The yen should continue to weaken. USD/JPY is making marginal new highs today near 148.60 after trading sideways Friday. Perhaps fear of FX intervention is slowing the move higher but until the monetary policy divergence narrows, there's only one way for USD/JPY to go and that's up.
Japan reported firm August department store sales. Sales came in at 11.8% y/y vs. 8.6% in July and were the strongest since . Retail sales will be reported Friday and are expected at 6.6% y/y vs. 7.0% in July but there are upside risks after today’s sales data. Household spending will be reported next week.

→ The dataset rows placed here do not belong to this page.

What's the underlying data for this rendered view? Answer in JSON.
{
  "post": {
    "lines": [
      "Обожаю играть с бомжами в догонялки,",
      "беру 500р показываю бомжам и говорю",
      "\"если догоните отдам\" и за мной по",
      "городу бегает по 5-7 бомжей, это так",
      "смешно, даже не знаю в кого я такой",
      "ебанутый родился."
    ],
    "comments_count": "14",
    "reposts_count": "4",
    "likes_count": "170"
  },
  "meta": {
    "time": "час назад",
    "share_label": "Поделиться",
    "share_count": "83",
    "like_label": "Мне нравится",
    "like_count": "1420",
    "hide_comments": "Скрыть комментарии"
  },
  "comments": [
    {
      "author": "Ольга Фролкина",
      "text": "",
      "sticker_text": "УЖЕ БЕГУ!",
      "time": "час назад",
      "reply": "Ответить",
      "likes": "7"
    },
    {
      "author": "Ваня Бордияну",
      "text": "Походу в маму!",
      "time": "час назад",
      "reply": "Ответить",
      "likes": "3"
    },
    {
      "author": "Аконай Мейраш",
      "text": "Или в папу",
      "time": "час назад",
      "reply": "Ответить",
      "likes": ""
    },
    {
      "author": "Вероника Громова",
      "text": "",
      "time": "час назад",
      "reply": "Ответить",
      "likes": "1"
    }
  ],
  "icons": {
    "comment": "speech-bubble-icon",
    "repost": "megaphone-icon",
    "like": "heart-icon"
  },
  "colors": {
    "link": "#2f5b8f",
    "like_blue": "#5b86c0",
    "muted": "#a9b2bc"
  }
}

Singapore reported August CPI. Headline fell a tick as expected to 4.0% y/y while core fell a greater than expected four ticks to 3.4% y/y. Headline is the lowest since January 2022 and core is the lowest since April 2022. While the MAS does not have an explicit inflation target, falling price pressures should allow it to keep policy on hold at the October meeting, with a possibility of easing at the April meeting. IP will be reported Tuesday and is expected at -3.6% y/y vs. -0.9% in July.